In this blog I am going to talk about pointer and how it works. will talk about 
to understand pointer one need to know how computer store its value in memory. By memory i will be refereeing to the RAM.

basically computer stores its variable in memory in binary format. and when some one declares a variable it will allocate some bite of memory for that variable. And when variable is initialized it will go to its look up table and search for the first memory address and store data.

for int and float it will allocate 4 and char it will allocate 1 byte of memory  

suppose I have declared 'a' as variable which is type int. computer will allocate 4 byte of memory for that and if i declared 'c' as variable with a type char. it will allocate a 1 byte of memory for this.
and it will put the first memory address to its lookup table to search for the variable later. then if I initialize the variable then it will store the data in that memory location as a binary format.    

Pointer

pointer is a variable that stores address of another variable.

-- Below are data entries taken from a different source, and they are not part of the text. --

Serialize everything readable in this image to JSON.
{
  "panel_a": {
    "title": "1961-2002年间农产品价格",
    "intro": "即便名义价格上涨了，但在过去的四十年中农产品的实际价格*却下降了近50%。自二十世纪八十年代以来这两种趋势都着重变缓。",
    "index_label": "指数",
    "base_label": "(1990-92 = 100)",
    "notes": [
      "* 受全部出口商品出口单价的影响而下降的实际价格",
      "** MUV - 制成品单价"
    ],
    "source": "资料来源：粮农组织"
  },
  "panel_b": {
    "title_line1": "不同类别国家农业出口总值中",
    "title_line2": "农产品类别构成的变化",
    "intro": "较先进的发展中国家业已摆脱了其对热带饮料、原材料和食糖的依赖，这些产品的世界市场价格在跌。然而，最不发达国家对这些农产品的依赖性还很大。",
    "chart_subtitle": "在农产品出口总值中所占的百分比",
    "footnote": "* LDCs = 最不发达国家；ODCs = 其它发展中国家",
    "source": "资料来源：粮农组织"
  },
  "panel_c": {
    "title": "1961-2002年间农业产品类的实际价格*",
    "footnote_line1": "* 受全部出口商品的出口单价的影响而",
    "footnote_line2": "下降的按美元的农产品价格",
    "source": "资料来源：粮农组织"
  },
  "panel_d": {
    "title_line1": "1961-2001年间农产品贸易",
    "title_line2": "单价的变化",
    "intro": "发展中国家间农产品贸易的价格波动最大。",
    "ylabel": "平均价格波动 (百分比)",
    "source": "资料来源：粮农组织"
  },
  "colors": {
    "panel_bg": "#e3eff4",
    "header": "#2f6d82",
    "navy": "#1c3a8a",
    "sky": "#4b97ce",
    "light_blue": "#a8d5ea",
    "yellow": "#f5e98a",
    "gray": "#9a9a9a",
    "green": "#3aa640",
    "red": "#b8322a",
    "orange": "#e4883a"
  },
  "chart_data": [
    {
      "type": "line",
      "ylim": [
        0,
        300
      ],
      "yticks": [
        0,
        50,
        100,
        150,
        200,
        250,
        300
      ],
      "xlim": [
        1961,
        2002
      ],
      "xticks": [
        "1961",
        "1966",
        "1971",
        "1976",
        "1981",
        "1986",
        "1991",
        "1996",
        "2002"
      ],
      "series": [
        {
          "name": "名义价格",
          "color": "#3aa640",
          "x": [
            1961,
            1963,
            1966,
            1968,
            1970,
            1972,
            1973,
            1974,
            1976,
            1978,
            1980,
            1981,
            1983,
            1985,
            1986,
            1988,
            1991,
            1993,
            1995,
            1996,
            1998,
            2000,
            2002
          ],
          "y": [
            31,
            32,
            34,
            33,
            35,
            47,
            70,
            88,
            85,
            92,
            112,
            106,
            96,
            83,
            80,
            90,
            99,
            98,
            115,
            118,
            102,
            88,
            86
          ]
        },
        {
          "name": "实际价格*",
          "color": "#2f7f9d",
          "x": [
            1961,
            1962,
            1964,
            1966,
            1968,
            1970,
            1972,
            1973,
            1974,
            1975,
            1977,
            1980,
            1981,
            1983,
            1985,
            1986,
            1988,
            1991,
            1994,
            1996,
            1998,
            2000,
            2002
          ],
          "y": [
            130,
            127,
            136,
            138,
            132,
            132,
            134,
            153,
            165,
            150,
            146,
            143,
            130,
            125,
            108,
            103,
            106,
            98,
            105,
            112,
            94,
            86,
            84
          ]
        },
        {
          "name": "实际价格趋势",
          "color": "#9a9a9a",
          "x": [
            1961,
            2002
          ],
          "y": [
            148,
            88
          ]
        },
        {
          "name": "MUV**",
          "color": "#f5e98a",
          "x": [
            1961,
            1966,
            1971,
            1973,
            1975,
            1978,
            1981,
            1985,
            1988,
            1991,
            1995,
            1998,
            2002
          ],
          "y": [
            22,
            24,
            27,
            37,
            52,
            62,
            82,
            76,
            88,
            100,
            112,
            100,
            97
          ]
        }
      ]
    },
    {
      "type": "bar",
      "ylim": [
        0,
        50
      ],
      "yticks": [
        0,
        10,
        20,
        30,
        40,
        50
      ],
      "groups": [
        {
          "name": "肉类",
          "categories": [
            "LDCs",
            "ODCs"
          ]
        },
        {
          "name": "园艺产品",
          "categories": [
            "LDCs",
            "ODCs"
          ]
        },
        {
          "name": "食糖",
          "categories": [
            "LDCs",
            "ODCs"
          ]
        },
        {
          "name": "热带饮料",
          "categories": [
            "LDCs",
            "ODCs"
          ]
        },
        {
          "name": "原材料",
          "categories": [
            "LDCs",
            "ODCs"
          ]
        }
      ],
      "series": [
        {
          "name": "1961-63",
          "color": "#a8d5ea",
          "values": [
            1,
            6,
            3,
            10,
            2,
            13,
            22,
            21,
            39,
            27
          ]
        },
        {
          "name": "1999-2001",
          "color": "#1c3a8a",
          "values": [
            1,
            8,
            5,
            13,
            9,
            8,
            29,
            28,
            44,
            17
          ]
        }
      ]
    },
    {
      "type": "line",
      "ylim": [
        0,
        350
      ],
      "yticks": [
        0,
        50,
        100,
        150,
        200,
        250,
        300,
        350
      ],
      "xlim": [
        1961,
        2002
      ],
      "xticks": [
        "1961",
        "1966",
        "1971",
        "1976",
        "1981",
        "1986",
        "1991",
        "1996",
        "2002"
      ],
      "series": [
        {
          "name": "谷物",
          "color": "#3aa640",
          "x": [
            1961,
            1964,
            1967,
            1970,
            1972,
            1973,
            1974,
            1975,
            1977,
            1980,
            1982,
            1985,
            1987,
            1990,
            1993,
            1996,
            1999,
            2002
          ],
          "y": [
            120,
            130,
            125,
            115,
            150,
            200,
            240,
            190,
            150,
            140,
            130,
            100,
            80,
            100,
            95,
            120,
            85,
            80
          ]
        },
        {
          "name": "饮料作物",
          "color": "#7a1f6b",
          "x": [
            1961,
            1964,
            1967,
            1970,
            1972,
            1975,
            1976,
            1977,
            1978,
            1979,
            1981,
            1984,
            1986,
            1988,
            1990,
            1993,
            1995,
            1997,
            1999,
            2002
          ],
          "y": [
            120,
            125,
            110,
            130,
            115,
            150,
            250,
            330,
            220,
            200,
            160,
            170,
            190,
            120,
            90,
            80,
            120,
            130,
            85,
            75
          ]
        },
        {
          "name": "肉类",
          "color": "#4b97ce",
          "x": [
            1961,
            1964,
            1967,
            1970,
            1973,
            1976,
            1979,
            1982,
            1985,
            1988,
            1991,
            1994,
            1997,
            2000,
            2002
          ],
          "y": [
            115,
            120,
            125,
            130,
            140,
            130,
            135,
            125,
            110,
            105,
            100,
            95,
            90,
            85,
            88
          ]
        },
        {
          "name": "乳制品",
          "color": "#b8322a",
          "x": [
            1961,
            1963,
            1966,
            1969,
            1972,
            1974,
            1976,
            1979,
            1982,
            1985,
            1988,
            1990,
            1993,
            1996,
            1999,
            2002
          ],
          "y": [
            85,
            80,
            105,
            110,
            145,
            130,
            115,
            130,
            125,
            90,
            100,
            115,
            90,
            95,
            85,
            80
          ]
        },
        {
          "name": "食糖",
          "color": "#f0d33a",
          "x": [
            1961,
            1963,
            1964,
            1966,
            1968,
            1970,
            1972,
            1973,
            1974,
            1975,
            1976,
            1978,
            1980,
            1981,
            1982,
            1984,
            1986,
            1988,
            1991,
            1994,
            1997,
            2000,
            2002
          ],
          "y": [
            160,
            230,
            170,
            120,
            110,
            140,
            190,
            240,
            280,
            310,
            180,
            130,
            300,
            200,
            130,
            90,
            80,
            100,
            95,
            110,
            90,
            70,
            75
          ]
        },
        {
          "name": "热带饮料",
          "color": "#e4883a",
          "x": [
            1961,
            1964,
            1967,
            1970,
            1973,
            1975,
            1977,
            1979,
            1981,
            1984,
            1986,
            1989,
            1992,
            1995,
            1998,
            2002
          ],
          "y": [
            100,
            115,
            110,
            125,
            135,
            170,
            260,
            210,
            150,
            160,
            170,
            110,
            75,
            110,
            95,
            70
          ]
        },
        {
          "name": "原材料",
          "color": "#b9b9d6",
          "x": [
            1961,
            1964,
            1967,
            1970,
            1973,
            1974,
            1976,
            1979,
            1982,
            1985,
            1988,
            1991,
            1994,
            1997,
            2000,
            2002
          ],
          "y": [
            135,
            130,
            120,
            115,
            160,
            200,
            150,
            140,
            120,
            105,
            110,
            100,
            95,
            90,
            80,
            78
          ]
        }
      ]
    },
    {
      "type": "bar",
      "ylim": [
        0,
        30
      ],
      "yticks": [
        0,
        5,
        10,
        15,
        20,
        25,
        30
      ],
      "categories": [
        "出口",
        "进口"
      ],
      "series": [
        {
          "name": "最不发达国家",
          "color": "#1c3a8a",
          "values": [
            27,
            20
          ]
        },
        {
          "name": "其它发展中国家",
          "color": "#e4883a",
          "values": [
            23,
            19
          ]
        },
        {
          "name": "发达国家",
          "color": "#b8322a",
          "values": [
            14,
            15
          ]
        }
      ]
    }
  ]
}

Basically pointer will point to a memory where a variable is stored. Suppose 'a' has a memory address of 203, and 'ptr' is a pointer type variable 
so if we initialize 'ptr' to 203 then 'ptr' will point to a memory location which is already holding the value of  variable 'a'

pointer

    
in the picture, 'a' holds 5 and 'b' holds 6.'ptr' holds 203 which is memory address of 'a' that means 'ptr' points to 'a' we can change the 'ptr' by adding 1. on that case it will point to 'b' which holds '6'. 
so we can say pointer is a variable which will hold only memory address.

Dereferencing

Dereferencing is used to get the data from a memory location. if you got a memory location and you want to know what is on that memory location. then you just need to dereference that location. And it will return the value.
	name := "helloname"
	
        var ptr *string = new(string)
        ptr = &name

        fmt.Println(ptr,*ptr)
out put :
 0xc000010240 helloname
 
first one is a memory location where 'name' variable is stored when we dereference it then we get the value that memory address holds

code explain: 'ptr' is a pointer type variable which will hold a memory location of which will hold a value of type string. 'name' is a string type variable. by doing '&name' we are getting the memory address of the 'name' variable. so by printing 'ptr' we get the memory location on 'name' and by doing '*ptr' we are getting the value of  'name' variable. This is what we call dereferencing. 

on other example: 
        name := "helloname"
	
        var ptr *string = new(string)
        *ptr = name

        fmt.Println(ptr,*ptr)
out put :
 0xc000010240 helloname
in the code we dereference the 'name' variable in to 'ptr' pointer variable.